We’ve been able, so far, to get 5-10k emails per day using a server with 3,000 scrapers - scraping with 500 scrapers in parallel with no delays.
All of the scraping is being done with Full API emulation, and no EB scraping. From my experience, scraping with EB has caused bans very fast, and the server would have to be extremely powerful for it to run 3,000 browsers simultaneously.
My question is, what is the best way to do this?
I have attempted multiple blocks of 500 scrapers in parallel with no gaps, and sometimes 1 file is full of emails, the other is empty, as though there is API scrape blocks (say 20-30 emails out of 5,000 usernames get scraped).
Jarvee is able to scrape lots of detailed information that I dont need, such as website, address and bio. However, it doesn’t give me email or phone number (in the 2nd file)
In the first file, it seems ok. But even sometimes the first file can have gaps too.

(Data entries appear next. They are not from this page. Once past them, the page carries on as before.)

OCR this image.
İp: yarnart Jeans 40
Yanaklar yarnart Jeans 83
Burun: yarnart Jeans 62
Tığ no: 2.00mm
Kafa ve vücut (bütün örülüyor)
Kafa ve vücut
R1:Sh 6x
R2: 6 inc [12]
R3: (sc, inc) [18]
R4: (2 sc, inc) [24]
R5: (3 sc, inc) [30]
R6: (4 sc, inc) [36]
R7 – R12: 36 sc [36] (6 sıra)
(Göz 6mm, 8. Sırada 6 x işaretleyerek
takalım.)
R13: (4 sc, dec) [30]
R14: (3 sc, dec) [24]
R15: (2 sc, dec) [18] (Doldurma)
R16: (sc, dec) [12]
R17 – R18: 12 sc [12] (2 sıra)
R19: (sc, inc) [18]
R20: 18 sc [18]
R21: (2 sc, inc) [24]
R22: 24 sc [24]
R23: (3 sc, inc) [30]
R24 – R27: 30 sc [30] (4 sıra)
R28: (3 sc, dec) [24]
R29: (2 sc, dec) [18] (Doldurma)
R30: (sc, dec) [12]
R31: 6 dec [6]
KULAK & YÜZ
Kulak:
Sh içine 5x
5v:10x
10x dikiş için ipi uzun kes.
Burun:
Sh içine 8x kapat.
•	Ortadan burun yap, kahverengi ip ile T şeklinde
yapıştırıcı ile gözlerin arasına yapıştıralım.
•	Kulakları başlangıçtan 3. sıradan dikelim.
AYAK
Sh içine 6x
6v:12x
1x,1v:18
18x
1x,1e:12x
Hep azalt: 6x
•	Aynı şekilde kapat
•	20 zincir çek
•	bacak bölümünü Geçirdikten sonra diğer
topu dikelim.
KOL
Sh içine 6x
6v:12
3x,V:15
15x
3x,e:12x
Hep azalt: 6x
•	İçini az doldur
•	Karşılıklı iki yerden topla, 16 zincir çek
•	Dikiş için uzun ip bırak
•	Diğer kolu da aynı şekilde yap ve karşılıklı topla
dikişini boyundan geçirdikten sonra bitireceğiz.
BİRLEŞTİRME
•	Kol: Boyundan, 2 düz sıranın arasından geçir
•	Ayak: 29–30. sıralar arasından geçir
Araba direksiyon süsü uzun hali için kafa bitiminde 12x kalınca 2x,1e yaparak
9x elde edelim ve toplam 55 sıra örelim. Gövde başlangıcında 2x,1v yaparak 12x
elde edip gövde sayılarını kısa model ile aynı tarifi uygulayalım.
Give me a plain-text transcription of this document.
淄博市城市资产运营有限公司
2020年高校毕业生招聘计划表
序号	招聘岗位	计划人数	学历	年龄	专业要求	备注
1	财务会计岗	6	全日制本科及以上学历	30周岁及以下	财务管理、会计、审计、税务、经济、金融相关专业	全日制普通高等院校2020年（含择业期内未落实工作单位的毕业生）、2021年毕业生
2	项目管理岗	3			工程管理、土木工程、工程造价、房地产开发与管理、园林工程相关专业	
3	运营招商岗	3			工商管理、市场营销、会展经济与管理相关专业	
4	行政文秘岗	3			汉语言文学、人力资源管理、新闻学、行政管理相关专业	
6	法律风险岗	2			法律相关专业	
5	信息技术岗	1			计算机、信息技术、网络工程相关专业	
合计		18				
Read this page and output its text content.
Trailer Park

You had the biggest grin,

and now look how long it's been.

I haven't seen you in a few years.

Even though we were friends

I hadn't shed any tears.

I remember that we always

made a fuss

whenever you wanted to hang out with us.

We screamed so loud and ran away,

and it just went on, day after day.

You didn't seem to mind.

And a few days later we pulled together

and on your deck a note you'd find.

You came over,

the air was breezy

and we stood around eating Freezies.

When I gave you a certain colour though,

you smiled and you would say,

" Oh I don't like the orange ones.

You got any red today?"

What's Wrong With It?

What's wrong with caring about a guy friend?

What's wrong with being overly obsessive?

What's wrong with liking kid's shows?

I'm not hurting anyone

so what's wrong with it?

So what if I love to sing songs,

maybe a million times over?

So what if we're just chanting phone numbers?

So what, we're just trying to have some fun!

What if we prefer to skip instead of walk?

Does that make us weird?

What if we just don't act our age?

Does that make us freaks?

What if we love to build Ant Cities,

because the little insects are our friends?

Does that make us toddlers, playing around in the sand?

It looks like in the first file, there was a gap of about 45 minutes where no emails were given, and then it continued as normal (I assume this is because my proxies rotate every 1 hour)
About my proxies: 4,000 ipv6 proxies each IP from different /48 and /32 subnet , rotating every hour , residential announcements
So far we are confined to 5,000 emails per day per server. But with 6,000 scrapers spread across 2 servers, I’m sure I can do better without having to buy 20 servers if I wanted 100k emails per day.
I’ve also tried a larger number of Blocks of 50 scrapers in parallel with modest breaks. This will just cause scraping to go slower and still give me some files almost empty. Let’s say 1-2k emails per day in that case.